Blue's foot hooked around her ankle from behind, locking in just above it. He pulled forward; she toppled onto him. The man's bony fingers and the hard metal handle of the gun stabbed her gut on impact. The air shot out of her in a short wheeze, a sudden pang of sharp pain plowing into her ribs. It didn't take a chiropractor to know something was out of place.
"Sharon!" her mother screamed.
"Ivegsh tish otsh ems!" He pressed into her, his fingers squirming beneath her, trying to get a better grip on the pistol.
Forcing her weight downward to forbid any further movement, she caught a glimpse of her mother coming toward them.
"Mom . . . help . . . the guy . . . watching . . . red . . . coming . . ." Her air was gone and there was too much weight being pressed into her ribcage to inhale.
His lips to Sharon's ear, Blue grunted and something snapped like a pencil. The man's body went limp and the two dropped to the floor.
Rolling the two over as far as able, giving her some breathing room, her mother said, "Sharon, did you . . . are you . . . come . . . come here." She helped her off the floor.
"Go slow," Sharon said. Having the corpse's weight lifted from her was both relieving and painful. The gun's curved handle had been pressed so tight into her solar plexus it had nearly made a home there.
"Mom." Sharon's voice was barely a whisper.
Her mother embraced her. Blue's corpse lay there, his eyes still open, staring at them.
"What did you do?" Sharon asked.
"Kicked him. Meant to get him in the jaw, but I think I missed. I guess I kicked too hard because his head shot back at an odd angle and his neck bent outward in front. Broken." She squeezed Sharon tighter. "I don't care.

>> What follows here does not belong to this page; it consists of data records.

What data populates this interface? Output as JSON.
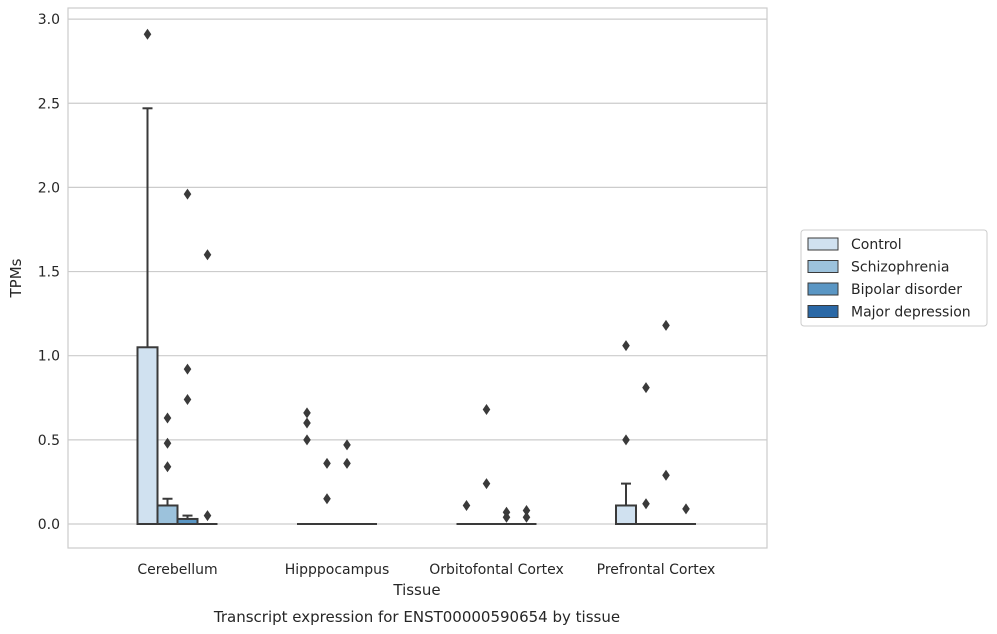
{
  "chart_data": {
    "type": "boxplot",
    "title": "Transcript expression for ENST00000590654 by tissue",
    "xlabel": "Tissue",
    "ylabel": "TPMs",
    "ylim": [
      -0.14,
      3.07
    ],
    "yticks": [
      "0.0",
      "0.5",
      "1.0",
      "1.5",
      "2.0",
      "2.5",
      "3.0"
    ],
    "grid": true,
    "legend_position": "right",
    "categories": [
      "Cerebellum",
      "Hipppocampus",
      "Orbitofontal Cortex",
      "Prefrontal Cortex"
    ],
    "series": [
      {
        "name": "Control",
        "color": "#d0e1f0",
        "boxes": [
          {
            "q1": 0.0,
            "median": 0.0,
            "q3": 1.05,
            "whisker_low": 0.0,
            "whisker_high": 2.47,
            "outliers": [
              2.91
            ]
          },
          {
            "q1": 0.0,
            "median": 0.0,
            "q3": 0.0,
            "whisker_low": 0.0,
            "whisker_high": 0.0,
            "outliers": [
              0.66,
              0.6,
              0.5
            ]
          },
          {
            "q1": 0.0,
            "median": 0.0,
            "q3": 0.0,
            "whisker_low": 0.0,
            "whisker_high": 0.0,
            "outliers": [
              0.11
            ]
          },
          {
            "q1": 0.0,
            "median": 0.0,
            "q3": 0.11,
            "whisker_low": 0.0,
            "whisker_high": 0.24,
            "outliers": [
              1.06,
              0.5
            ]
          }
        ]
      },
      {
        "name": "Schizophrenia",
        "color": "#9cc2dc",
        "boxes": [
          {
            "q1": 0.0,
            "median": 0.0,
            "q3": 0.11,
            "whisker_low": 0.0,
            "whisker_high": 0.15,
            "outliers": [
              0.63,
              0.48,
              0.34
            ]
          },
          {
            "q1": 0.0,
            "median": 0.0,
            "q3": 0.0,
            "whisker_low": 0.0,
            "whisker_high": 0.0,
            "outliers": [
              0.36,
              0.15
            ]
          },
          {
            "q1": 0.0,
            "median": 0.0,
            "q3": 0.0,
            "whisker_low": 0.0,
            "whisker_high": 0.0,
            "outliers": [
              0.68,
              0.24
            ]
          },
          {
            "q1": 0.0,
            "median": 0.0,
            "q3": 0.0,
            "whisker_low": 0.0,
            "whisker_high": 0.0,
            "outliers": [
              0.81,
              0.12
            ]
          }
        ]
      },
      {
        "name": "Bipolar disorder",
        "color": "#5a96c4",
        "boxes": [
          {
            "q1": 0.0,
            "median": 0.0,
            "q3": 0.03,
            "whisker_low": 0.0,
            "whisker_high": 0.05,
            "outliers": [
              1.96,
              0.92,
              0.74
            ]
          },
          {
            "q1": 0.0,
            "median": 0.0,
            "q3": 0.0,
            "whisker_low": 0.0,
            "whisker_high": 0.0,
            "outliers": [
              0.47,
              0.36
            ]
          },
          {
            "q1": 0.0,
            "median": 0.0,
            "q3": 0.0,
            "whisker_low": 0.0,
            "whisker_high": 0.0,
            "outliers": [
              0.07,
              0.04
            ]
          },
          {
            "q1": 0.0,
            "median": 0.0,
            "q3": 0.0,
            "whisker_low": 0.0,
            "whisker_high": 0.0,
            "outliers": [
              1.18,
              0.29
            ]
          }
        ]
      },
      {
        "name": "Major depression",
        "color": "#2a68a6",
        "boxes": [
          {
            "q1": 0.0,
            "median": 0.0,
            "q3": 0.0,
            "whisker_low": 0.0,
            "whisker_high": 0.0,
            "outliers": [
              1.6,
              0.05
            ]
          },
          {
            "q1": 0.0,
            "median": 0.0,
            "q3": 0.0,
            "whisker_low": 0.0,
            "whisker_high": 0.0,
            "outliers": []
          },
          {
            "q1": 0.0,
            "median": 0.0,
            "q3": 0.0,
            "whisker_low": 0.0,
            "whisker_high": 0.0,
            "outliers": [
              0.08,
              0.04
            ]
          },
          {
            "q1": 0.0,
            "median": 0.0,
            "q3": 0.0,
            "whisker_low": 0.0,
            "whisker_high": 0.0,
            "outliers": [
              0.09
            ]
          }
        ]
      }
    ]
  }
}
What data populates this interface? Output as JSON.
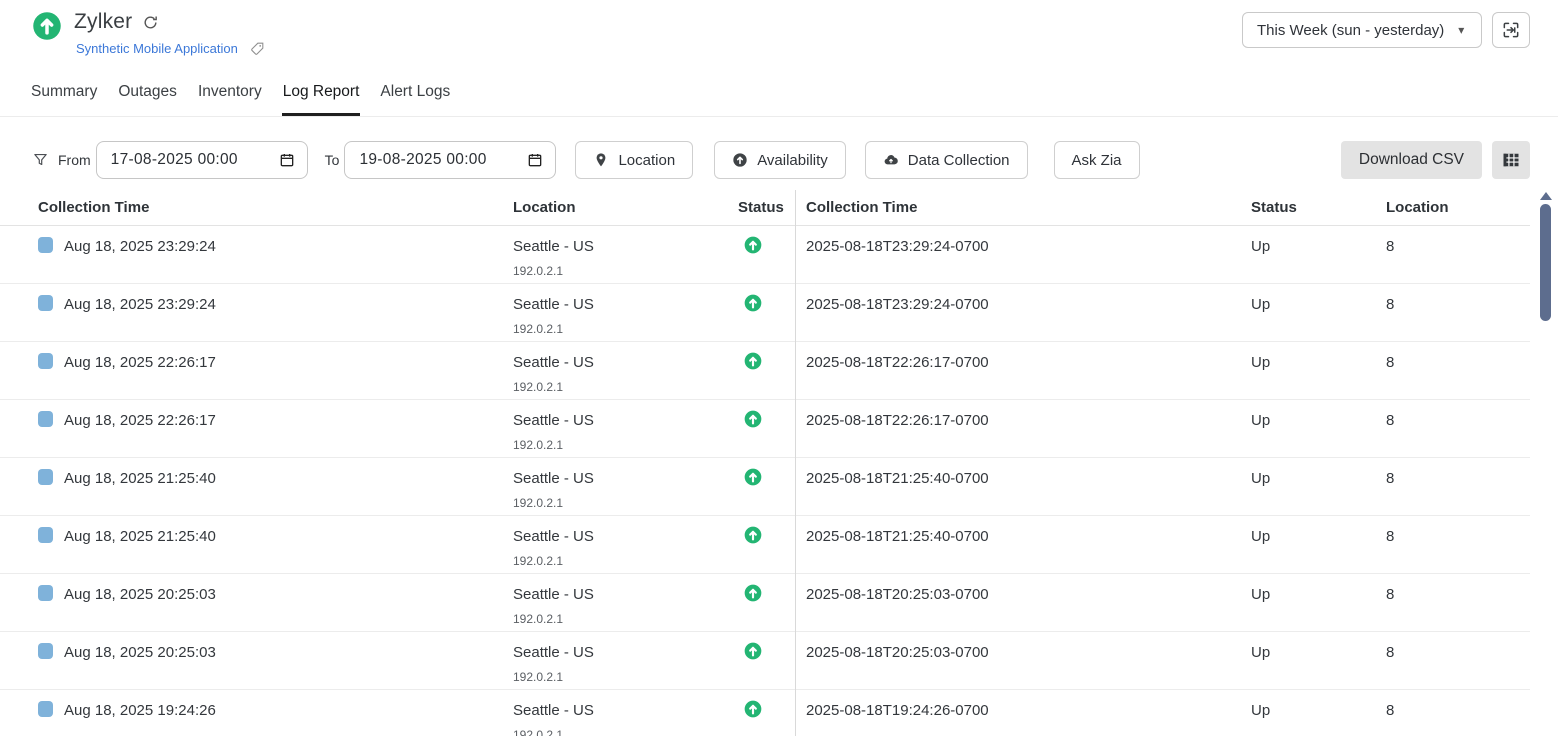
{
  "colors": {
    "status_up": "#23b573",
    "link": "#3c78d8",
    "checkbox": "#7fb2da",
    "scrollbar": "#5d6d8e"
  },
  "header": {
    "title": "Zylker",
    "subtitle": "Synthetic Mobile Application",
    "period_selector": "This Week (sun - yesterday)"
  },
  "tabs": [
    {
      "label": "Summary",
      "active": false
    },
    {
      "label": "Outages",
      "active": false
    },
    {
      "label": "Inventory",
      "active": false
    },
    {
      "label": "Log Report",
      "active": true
    },
    {
      "label": "Alert Logs",
      "active": false
    }
  ],
  "filter_bar": {
    "from_label": "From",
    "from_value": "17-08-2025 00:00",
    "to_label": "To",
    "to_value": "19-08-2025 00:00",
    "location_button": "Location",
    "availability_button": "Availability",
    "data_collection_button": "Data Collection",
    "ask_zia_button": "Ask Zia",
    "download_csv_button": "Download CSV"
  },
  "table": {
    "left_headers": {
      "collection_time": "Collection Time",
      "location": "Location",
      "status": "Status"
    },
    "right_headers": {
      "collection_time": "Collection Time",
      "status": "Status",
      "location": "Location"
    },
    "rows": [
      {
        "collection_time": "Aug 18, 2025 23:29:24",
        "location": "Seattle - US",
        "ip": "192.0.2.1",
        "iso_time": "2025-08-18T23:29:24-0700",
        "status": "Up",
        "location_count": "8"
      },
      {
        "collection_time": "Aug 18, 2025 23:29:24",
        "location": "Seattle - US",
        "ip": "192.0.2.1",
        "iso_time": "2025-08-18T23:29:24-0700",
        "status": "Up",
        "location_count": "8"
      },
      {
        "collection_time": "Aug 18, 2025 22:26:17",
        "location": "Seattle - US",
        "ip": "192.0.2.1",
        "iso_time": "2025-08-18T22:26:17-0700",
        "status": "Up",
        "location_count": "8"
      },
      {
        "collection_time": "Aug 18, 2025 22:26:17",
        "location": "Seattle - US",
        "ip": "192.0.2.1",
        "iso_time": "2025-08-18T22:26:17-0700",
        "status": "Up",
        "location_count": "8"
      },
      {
        "collection_time": "Aug 18, 2025 21:25:40",
        "location": "Seattle - US",
        "ip": "192.0.2.1",
        "iso_time": "2025-08-18T21:25:40-0700",
        "status": "Up",
        "location_count": "8"
      },
      {
        "collection_time": "Aug 18, 2025 21:25:40",
        "location": "Seattle - US",
        "ip": "192.0.2.1",
        "iso_time": "2025-08-18T21:25:40-0700",
        "status": "Up",
        "location_count": "8"
      },
      {
        "collection_time": "Aug 18, 2025 20:25:03",
        "location": "Seattle - US",
        "ip": "192.0.2.1",
        "iso_time": "2025-08-18T20:25:03-0700",
        "status": "Up",
        "location_count": "8"
      },
      {
        "collection_time": "Aug 18, 2025 20:25:03",
        "location": "Seattle - US",
        "ip": "192.0.2.1",
        "iso_time": "2025-08-18T20:25:03-0700",
        "status": "Up",
        "location_count": "8"
      },
      {
        "collection_time": "Aug 18, 2025 19:24:26",
        "location": "Seattle - US",
        "ip": "192.0.2.1",
        "iso_time": "2025-08-18T19:24:26-0700",
        "status": "Up",
        "location_count": "8"
      }
    ]
  }
}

He would have killed y---"
The short fellow in the red suit---Red---entered the room, rifle drawn. Without word or confirmation that his comrade was dead, he cocked the gun, brought it eye-level and stared down the barrel.

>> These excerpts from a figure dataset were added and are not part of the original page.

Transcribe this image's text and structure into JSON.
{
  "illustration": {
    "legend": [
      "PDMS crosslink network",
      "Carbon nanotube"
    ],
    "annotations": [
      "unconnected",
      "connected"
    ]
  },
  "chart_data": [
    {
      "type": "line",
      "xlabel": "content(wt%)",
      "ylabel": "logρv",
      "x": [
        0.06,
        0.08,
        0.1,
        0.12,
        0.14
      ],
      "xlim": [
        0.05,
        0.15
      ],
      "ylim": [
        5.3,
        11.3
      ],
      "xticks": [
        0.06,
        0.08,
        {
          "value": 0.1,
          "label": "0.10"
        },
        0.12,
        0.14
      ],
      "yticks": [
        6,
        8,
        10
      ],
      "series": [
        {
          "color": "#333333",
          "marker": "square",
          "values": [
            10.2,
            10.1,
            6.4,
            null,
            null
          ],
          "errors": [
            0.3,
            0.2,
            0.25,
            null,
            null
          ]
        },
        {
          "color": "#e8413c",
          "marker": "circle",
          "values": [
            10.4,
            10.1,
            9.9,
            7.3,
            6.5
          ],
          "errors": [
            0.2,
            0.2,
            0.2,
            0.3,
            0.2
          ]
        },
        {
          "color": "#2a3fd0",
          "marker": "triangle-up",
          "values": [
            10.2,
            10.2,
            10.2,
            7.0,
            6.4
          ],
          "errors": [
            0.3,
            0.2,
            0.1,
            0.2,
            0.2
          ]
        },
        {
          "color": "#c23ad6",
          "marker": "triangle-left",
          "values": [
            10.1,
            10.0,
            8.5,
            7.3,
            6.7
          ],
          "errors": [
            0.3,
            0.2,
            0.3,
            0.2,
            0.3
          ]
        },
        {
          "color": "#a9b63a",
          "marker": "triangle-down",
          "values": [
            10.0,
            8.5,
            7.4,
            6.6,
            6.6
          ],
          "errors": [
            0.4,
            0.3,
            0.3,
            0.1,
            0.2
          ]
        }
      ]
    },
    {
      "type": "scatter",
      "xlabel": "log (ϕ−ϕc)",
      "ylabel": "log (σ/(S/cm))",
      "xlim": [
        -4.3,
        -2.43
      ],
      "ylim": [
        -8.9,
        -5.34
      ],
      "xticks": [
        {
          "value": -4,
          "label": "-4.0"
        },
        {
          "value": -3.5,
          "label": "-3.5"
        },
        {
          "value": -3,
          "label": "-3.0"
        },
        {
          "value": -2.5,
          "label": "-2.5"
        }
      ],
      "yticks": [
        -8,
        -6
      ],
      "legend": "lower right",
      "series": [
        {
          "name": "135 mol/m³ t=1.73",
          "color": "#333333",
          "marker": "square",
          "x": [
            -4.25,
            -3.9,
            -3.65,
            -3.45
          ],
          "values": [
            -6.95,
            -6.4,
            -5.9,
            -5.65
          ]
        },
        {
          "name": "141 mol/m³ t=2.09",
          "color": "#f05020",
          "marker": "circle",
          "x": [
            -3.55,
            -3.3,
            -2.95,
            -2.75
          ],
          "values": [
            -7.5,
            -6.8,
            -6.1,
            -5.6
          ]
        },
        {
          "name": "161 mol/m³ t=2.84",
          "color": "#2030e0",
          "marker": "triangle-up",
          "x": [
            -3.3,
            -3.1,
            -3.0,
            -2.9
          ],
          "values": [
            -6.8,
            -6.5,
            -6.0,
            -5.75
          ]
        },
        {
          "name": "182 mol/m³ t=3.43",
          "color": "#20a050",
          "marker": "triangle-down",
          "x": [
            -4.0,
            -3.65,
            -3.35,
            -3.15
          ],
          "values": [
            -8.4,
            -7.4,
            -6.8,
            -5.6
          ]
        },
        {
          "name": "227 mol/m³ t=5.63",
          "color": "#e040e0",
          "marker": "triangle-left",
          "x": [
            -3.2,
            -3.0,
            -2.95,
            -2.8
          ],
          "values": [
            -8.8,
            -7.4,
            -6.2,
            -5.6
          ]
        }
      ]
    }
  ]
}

A loud popping-crack echoed throughout the room. The rifle flew from his hands, his first two fingers nothing more than bleeding, fleshy stumps, a gush of red spewing out their ends.
"Now!" Sharon grabbed her mom by the hand and reloaded the pistol's firing chamber. She fired, the window leading outside shattered, fell, and the two escaped. The anguished howling of the man in the red suit followed them.
"Aunt Clora's just around the corner," Sharon said. "She's got a gun, too, and she's trying to kill me. Was trying to kill me. Gah! Never mind."
"What does Clora have to do with---What?"
"Just like . . . what I said was . . . never mind." If Aunt Clora gets Mom, I'd have to start over again, wouldn't I? No way. This is the last time, she thought. Enough repetition. The thought of running in circles again made her head and stomach swim. The thought of being in that place at the beginning of the . . . challenge? Never again. The sores on her feet---she shuddered to think of the hard, pus-filled, yellowy-orange bumps on the balls of her feet and heels. But her body renewed itself with each cycle, didn't it? The bullet wound from Aunt Clora's gun was no longer present on her shoulder.
It doesn't matter, she thought. It'll all be over soon.
The pain-filled howls began to fade, and was soon lost behind them.
Yet when Sharon looked over her shoulder, she saw a red speck in the distance.